Bercow commented on the disruption of the Powell speech the previous week, calling it ‘a disgrace to a free society and to the very concept of an academy where debate and free speech occur’. But there was little protest or disruption at this event.
In the wake of these incidents at Bristol, the student union held a vote on whether a ‘no platform’ should be introduced at the university, although it focused on preventing fascists from speaking, not right-wing MPs, which had been the controversy at Bristol.
For those who disrupted Powell, whether a formal ‘no platform’ policy applied to Tory MPs was a moot point. The Powell incident showed disruptive protests happened outside the bounds of the politics of the student union, often at odds with the wishes of the student union itself.
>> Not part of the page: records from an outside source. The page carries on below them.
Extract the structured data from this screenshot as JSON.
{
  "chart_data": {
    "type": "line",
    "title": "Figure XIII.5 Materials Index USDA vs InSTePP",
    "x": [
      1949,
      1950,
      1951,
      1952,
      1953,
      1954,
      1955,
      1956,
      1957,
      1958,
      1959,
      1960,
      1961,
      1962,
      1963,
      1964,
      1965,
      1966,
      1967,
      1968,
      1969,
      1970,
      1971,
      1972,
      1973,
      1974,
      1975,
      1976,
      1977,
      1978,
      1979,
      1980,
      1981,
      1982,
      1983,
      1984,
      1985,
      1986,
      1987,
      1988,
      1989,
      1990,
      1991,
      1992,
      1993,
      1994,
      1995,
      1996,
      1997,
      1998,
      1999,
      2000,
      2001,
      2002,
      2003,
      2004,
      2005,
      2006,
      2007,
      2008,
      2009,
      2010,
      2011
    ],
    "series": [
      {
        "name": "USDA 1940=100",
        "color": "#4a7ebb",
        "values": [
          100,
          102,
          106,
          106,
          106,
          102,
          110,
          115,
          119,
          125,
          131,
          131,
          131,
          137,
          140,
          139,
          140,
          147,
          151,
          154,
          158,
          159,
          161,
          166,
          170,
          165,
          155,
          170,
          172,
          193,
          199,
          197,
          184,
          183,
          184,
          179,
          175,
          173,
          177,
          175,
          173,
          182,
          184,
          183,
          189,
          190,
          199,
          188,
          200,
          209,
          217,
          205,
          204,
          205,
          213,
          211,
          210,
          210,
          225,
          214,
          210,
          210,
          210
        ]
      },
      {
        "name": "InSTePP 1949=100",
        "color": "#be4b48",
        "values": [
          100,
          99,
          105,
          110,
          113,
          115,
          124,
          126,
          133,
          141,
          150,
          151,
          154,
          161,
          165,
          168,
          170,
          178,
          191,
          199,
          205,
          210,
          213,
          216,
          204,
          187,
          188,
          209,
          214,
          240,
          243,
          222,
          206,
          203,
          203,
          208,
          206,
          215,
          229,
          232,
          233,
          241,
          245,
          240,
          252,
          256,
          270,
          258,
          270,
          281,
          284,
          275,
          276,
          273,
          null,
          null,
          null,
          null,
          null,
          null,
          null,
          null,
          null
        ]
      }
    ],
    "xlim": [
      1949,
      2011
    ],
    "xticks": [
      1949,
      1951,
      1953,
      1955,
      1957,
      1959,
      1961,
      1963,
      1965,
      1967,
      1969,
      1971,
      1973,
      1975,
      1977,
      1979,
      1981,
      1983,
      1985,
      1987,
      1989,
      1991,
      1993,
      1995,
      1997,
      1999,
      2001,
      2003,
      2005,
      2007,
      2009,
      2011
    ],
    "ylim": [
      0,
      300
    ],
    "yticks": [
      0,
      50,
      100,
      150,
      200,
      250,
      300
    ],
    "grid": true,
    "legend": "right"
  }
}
An 'Bacus' editorial the week of the vote implored for a more civilised discourse around politics at the university. It was a common held belief that the far right and the far left were at each other’s throats and left no room for civility (something we also see expressed today).
The eventual outcome of the vote was a rejection of a formal ‘no platform’ policy at the university, with just over 1,200 students voting for the option ‘which compelled the Union to adopt a policy of freedom of expression for all views within the law'.
By this time, the Education (No. 2) Act 1986 had been passed and there was now legal pressure on universities to 'protect' freedom of speech on campus, although student unions argued that this did not legally apply to them in most instances.